Consumer Goods & FMCG
Asia-Pacific

First Price Increase in a Deflationary Market

A global alcohol manufacturer landed its first meaningful price increase in a deflationary market, maintaining portfolio integrity with one contained delisting.


the situation

The market had not seen a meaningful price increase in decades. Deflation was not a temporary condition; it was the operating reality for an entire generation of commercial teams. Cultural norms held that the customer is paramount, and pricing conversations historically ended with accommodation. New commercial leadership brought a different mandate: land the increase, protect portfolio integrity, and build a negotiation capability suited to a changing cost environment. The challenge was not that the team lacked skill. The challenge was that the system they operated in had never required this particular skill.
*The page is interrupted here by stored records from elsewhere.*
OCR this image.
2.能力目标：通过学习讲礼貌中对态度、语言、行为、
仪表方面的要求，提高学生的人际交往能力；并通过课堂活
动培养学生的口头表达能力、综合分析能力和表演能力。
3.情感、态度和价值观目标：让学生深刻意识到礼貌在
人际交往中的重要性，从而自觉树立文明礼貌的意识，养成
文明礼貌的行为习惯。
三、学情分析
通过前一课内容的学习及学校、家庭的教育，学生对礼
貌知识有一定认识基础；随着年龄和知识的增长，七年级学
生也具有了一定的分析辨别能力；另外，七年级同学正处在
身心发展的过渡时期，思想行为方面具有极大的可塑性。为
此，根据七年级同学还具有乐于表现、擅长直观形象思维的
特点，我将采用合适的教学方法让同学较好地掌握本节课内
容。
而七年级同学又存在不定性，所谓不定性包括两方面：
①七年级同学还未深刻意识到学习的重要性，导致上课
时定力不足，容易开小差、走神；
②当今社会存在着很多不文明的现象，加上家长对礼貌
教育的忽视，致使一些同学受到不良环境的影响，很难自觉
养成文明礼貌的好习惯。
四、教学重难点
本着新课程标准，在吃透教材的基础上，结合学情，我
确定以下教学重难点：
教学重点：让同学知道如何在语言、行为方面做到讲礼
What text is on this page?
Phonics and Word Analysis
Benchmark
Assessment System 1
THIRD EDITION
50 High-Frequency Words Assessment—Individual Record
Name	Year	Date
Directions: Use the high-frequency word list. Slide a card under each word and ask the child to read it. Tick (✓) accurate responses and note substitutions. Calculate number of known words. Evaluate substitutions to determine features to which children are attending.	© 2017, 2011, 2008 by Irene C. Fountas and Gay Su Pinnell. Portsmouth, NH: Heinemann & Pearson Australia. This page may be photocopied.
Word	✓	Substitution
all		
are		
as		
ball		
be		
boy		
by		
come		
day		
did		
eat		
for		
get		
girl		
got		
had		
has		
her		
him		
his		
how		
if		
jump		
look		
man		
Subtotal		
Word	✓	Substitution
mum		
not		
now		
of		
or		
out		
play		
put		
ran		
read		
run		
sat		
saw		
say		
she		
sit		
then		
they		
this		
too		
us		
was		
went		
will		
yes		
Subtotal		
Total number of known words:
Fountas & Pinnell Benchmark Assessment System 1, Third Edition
The structural unfamiliarity ran deep. There was no institutional playbook for price increases in this market. Norms around customer relationships made assertive positioning uncomfortable. Concentrated buyer power meant established local competitors gave retailers alternatives; the client was not in a position to dictate terms. Without a shared approach, early conversations risked setting precedents that would constrain later ones.

the approach

A single narrative with clear guardrails was developed — one defensible rationale on price, consistently applied across all accounts. Proposal packaging followed: modest, conditional incentives bundled with the ask, giving conversations more than one dimension and creating space for discussion beyond pure price. Weekly preparation, simulation, and debrief sessions built familiarity with a structured process the market had not previously required. This cadence worked because it normalized the discomfort of assertive positioning through repetition and feedback.

the outcome

The price increase landed across all major channels with no walk-aways from priority customers. One retaliatory delisting occurred — a discount retailer removing a single brand — while the wider portfolio remained untouched. Concessions were limited to pre-approved incentive levers with no erosion of the core price ask. The team executed with structure and confidence in a situation none of them had encountered before.